GAD₆₅ and GAD₆₇ appear to differ in their interactions with pyridoxal-P, although these differences have not yet been studied in detail. Experiments with the individual forms of recombinant enzyme and with GAD₆₅ and GAD₆₇, prepared by immunoprecipitation from cerebellum, indicate that GAD₆₅ is more responsive to added pyridoxal-P than is GAD₆₇ (Erlander et al., 1991, Kaufman et al., 1991). In addition, GAD₆₅ accounts for most of the apoGAD in synaptosomes and several regions of rat brain (Martin et al., 1991).
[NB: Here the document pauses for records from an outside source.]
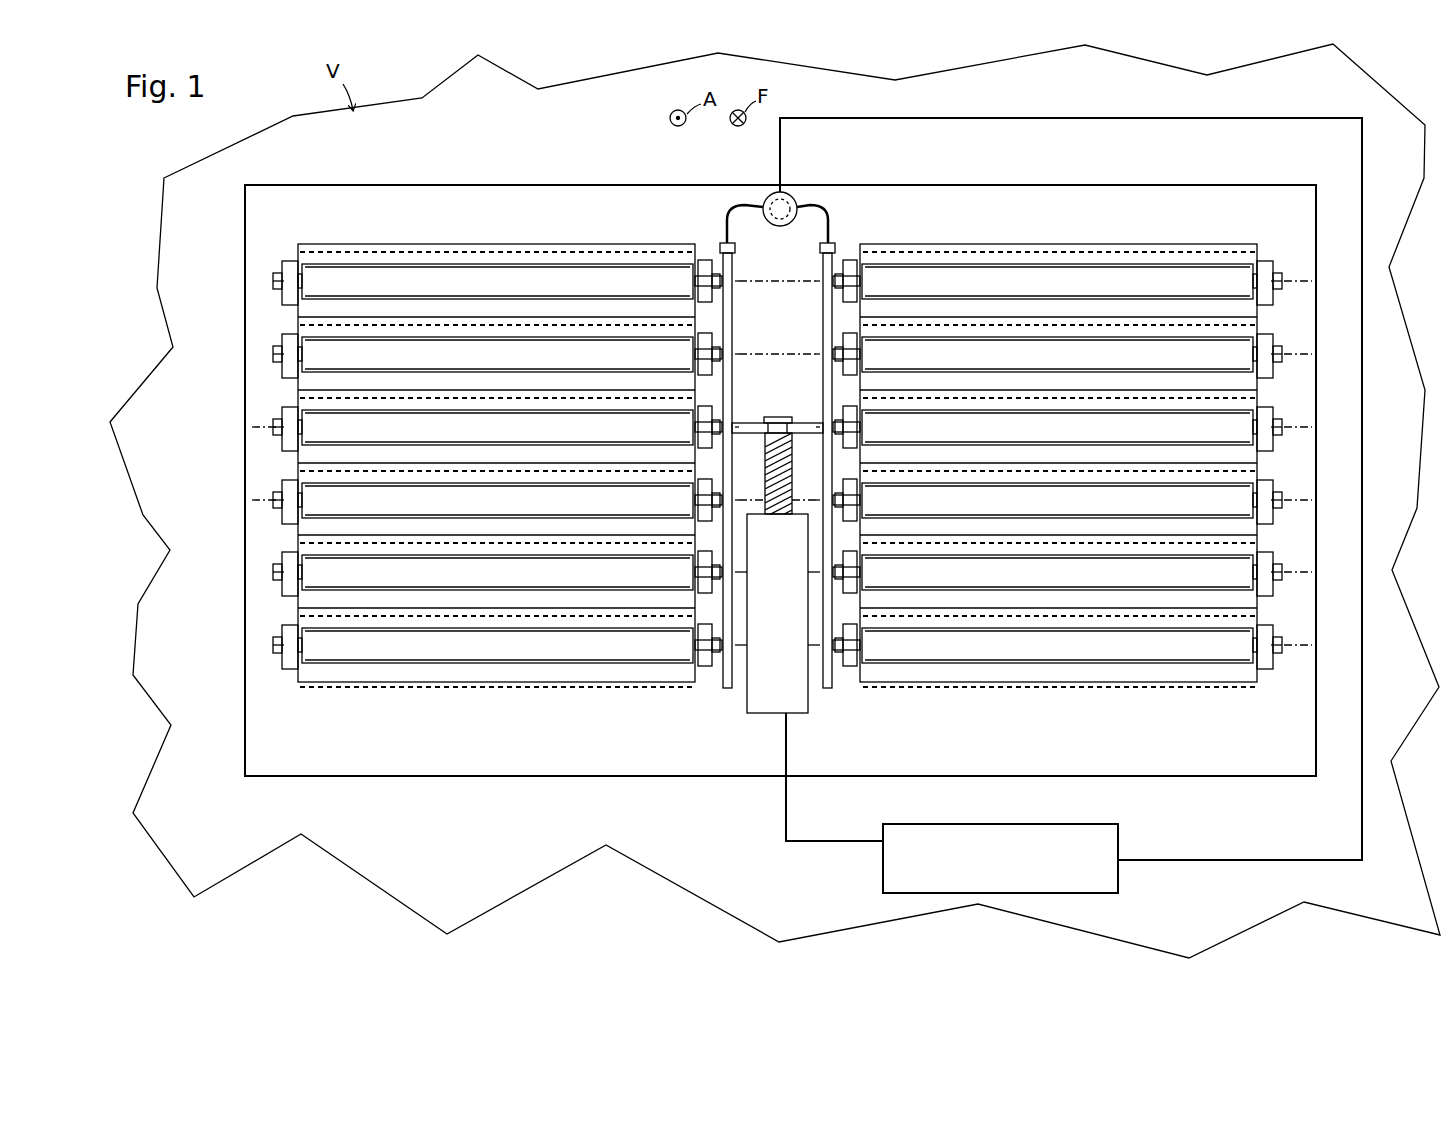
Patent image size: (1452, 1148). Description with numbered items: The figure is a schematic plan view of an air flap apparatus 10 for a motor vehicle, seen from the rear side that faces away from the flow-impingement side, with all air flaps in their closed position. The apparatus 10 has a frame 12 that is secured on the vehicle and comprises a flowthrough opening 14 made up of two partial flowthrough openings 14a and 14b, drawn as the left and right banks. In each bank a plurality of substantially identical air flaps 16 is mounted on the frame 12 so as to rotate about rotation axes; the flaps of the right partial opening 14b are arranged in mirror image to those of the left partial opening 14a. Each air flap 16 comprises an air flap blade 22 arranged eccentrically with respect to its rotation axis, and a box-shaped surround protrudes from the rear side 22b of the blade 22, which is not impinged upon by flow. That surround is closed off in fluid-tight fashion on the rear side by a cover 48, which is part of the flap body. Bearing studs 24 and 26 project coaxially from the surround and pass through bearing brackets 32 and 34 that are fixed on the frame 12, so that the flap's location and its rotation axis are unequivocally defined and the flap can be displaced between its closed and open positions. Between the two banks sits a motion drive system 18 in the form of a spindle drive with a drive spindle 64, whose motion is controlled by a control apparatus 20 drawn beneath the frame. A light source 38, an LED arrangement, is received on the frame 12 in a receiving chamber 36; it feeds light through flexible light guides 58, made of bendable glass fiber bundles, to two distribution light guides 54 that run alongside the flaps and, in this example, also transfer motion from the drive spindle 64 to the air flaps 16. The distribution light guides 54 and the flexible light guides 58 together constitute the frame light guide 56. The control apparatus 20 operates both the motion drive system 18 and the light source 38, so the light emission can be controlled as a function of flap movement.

The air flap apparatus 10 is at (505, 150).
The frame 12 is at (246, 770).
The flowthrough opening 14 is at (613, 210).
The partial flowthrough opening 14a is at (396, 242).
The partial flowthrough opening 14b is at (1012, 242).
The air flap 16 is at (508, 246).
The motion drive system 18 is at (792, 656).
The control apparatus 20 is at (1012, 866).
The air flap blade 22 is at (660, 246).
The rear side of air flap blade 22b is at (318, 258).
The bearing stud 24 is at (278, 274).
The bearing stud 26 is at (721, 250).
The bearing bracket 32 is at (290, 378).
The bearing bracket 34 is at (848, 296).
The receiving chamber 36 is at (781, 227).
The light source 38 is at (790, 200).
The cover 48 is at (508, 365).
The distribution light guide 54 is at (825, 385).
The frame light guide 56 is at (742, 194).
The flexible light guide 58 is at (838, 208).
The threaded spindle 64 is at (788, 470).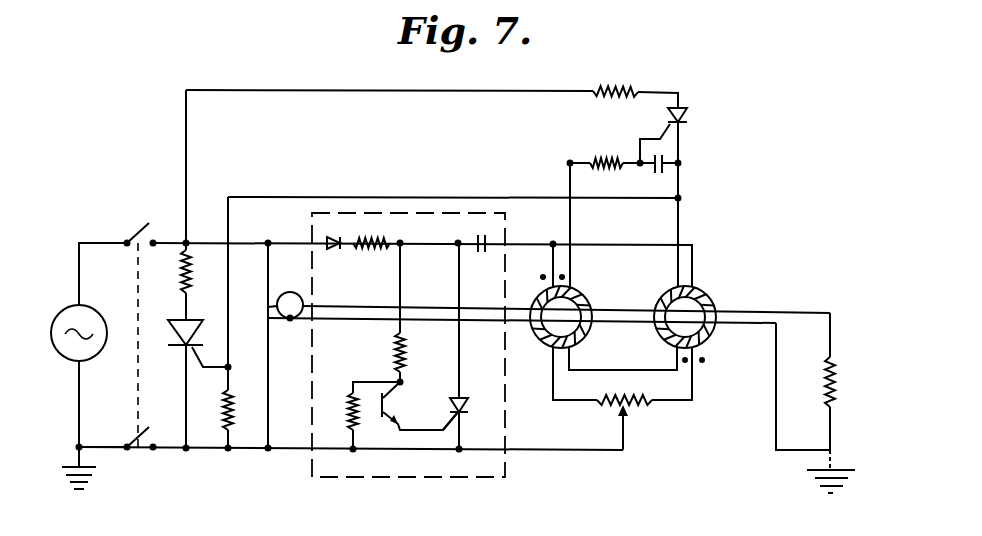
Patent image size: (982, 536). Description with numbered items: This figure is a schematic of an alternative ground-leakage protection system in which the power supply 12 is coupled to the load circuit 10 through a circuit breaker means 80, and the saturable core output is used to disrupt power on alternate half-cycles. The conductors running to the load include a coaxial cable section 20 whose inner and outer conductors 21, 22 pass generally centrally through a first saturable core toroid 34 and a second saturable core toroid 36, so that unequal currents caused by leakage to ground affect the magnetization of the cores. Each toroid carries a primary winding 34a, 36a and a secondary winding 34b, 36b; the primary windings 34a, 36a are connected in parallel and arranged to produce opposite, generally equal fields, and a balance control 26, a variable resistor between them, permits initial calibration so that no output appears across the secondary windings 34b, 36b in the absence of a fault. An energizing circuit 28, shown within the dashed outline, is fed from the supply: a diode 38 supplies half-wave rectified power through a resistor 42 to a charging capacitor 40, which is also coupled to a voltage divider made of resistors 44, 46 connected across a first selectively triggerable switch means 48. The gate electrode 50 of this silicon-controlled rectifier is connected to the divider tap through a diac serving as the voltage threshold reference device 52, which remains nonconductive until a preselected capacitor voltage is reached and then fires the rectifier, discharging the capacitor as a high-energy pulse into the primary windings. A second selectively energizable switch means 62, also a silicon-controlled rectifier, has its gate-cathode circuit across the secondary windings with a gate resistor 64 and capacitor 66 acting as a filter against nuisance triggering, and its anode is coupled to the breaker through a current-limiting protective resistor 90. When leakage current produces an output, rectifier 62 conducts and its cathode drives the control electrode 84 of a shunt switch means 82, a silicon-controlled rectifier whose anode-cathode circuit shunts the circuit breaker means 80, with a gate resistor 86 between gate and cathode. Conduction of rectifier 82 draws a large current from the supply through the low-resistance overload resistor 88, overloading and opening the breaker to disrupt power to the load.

The load circuit 10 is at (835, 385).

At first glance the latter result seems consistent with the idea that GAD₆₅ is more highly regulated by the cofactor than is GAD₆₇. However, GAD₆₅ is much more abundant than GAD₆₇ in synaptosomes and most rat-brain regions, and the greater abundance of apoGAD₆₅ appears to result in large part from the greater abundance of GAD₆₅ (Rimvall and Martin, 1994, Sheikh et al., 1999).

The unusual and complex interaction of GAD with pyridoxal-P and the related differences between the two GADs suggest that these enzymes have interesting and unusual structural features.